Yesterday, NCUA Express notified the Compliance guy about NCUA's most recent legal opinion letter - NCUA Legal Opinion Letter 07-0633 (November 19, 2007).
In the letter, NCUA indicated that a credit union's plan to replace its third-party collateral protection insurance and private mortgage insurance program was impermissible. NCUA indicated that the program would make the credit union an insurer, which is prohibited.
Some of you may be aware of this 1999 legal opinion letter that permitted a credit union to establish collateral protection program. In the 1999 letter, NCUA indicated that the credit union's program did not make it an insurer.
What makes one program an insurance program and not the other? Here's how NCUA explained itself in the 2007 legal opinion letter.

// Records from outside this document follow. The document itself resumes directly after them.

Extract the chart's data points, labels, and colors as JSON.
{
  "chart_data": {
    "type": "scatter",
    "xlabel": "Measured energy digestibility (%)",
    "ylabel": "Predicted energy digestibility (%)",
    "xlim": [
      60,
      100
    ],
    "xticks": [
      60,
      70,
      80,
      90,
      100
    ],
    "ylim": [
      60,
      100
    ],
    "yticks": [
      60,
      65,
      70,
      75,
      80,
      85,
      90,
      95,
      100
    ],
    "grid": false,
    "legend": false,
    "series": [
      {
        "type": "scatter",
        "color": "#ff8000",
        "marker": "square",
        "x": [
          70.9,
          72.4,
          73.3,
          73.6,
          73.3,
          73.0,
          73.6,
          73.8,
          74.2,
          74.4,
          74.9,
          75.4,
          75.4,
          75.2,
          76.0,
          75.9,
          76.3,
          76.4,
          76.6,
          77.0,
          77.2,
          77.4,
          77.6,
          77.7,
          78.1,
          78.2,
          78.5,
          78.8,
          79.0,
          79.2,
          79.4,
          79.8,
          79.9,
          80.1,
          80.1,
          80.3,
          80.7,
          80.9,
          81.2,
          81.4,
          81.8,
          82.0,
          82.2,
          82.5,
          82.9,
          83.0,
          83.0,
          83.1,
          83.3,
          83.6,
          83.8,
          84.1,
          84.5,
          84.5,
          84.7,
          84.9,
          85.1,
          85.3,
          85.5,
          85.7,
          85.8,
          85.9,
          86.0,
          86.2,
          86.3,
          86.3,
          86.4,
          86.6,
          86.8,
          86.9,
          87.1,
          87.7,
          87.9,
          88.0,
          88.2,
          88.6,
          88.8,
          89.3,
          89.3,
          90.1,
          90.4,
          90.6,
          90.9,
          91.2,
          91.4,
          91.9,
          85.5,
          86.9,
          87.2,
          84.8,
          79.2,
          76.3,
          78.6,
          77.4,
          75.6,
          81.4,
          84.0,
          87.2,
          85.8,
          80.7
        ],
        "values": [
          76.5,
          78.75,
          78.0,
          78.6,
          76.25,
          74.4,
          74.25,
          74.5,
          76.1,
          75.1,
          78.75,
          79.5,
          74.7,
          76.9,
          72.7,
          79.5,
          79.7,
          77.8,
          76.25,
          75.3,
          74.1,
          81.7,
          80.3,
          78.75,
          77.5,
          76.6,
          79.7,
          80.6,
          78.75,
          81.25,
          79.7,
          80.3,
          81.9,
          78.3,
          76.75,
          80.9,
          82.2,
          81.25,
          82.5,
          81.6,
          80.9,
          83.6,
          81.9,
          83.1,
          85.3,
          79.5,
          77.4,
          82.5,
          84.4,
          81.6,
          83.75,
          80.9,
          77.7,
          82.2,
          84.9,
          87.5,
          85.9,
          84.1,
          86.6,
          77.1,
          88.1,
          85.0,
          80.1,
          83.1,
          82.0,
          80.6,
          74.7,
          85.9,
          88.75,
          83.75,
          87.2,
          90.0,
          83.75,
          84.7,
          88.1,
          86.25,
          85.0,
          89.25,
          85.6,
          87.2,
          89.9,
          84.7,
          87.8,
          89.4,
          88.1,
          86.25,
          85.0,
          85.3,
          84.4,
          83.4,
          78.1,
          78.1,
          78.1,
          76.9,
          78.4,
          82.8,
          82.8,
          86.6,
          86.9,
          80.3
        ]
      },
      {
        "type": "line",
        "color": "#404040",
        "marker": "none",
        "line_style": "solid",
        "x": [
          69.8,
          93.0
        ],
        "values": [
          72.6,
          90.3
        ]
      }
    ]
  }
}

"We note your proposed collateral protection program is significantly different from an internal collateral protection program we determined was not insurance in a previous opinion. OGC Op. 99-0447 (Dec. 9, 1999) (copy enclosed). In that opinion, we concluded an FCU’s internal collateral protection program fell within an FCU’s incidental powers because the collateral protection program was closely related to the express power to lend, and the ability to limit risk from lending activities is useful in carrying out the business of credit unions. That program, in contrast to your proposal, charged a uniform fee to all borrowers at loan origination. Your program would charge fees, using your prior insurer’s rate schedule, only on loans where the member’s insurance policy has lapsed. The program we approved replaced the FCU’s blanket collateral protection policy, while your program would replace the member’s individual, force-placed insurance policy. In summary, your proposed program would make your FCU an insurer, which, as discussed above, is not a permitted activity for FCUs."
There you have it.
On Saturday, the Compliance Guy attended the 2007 Army-Navy game. If you ever have a chance to go, it is well worth the December weather.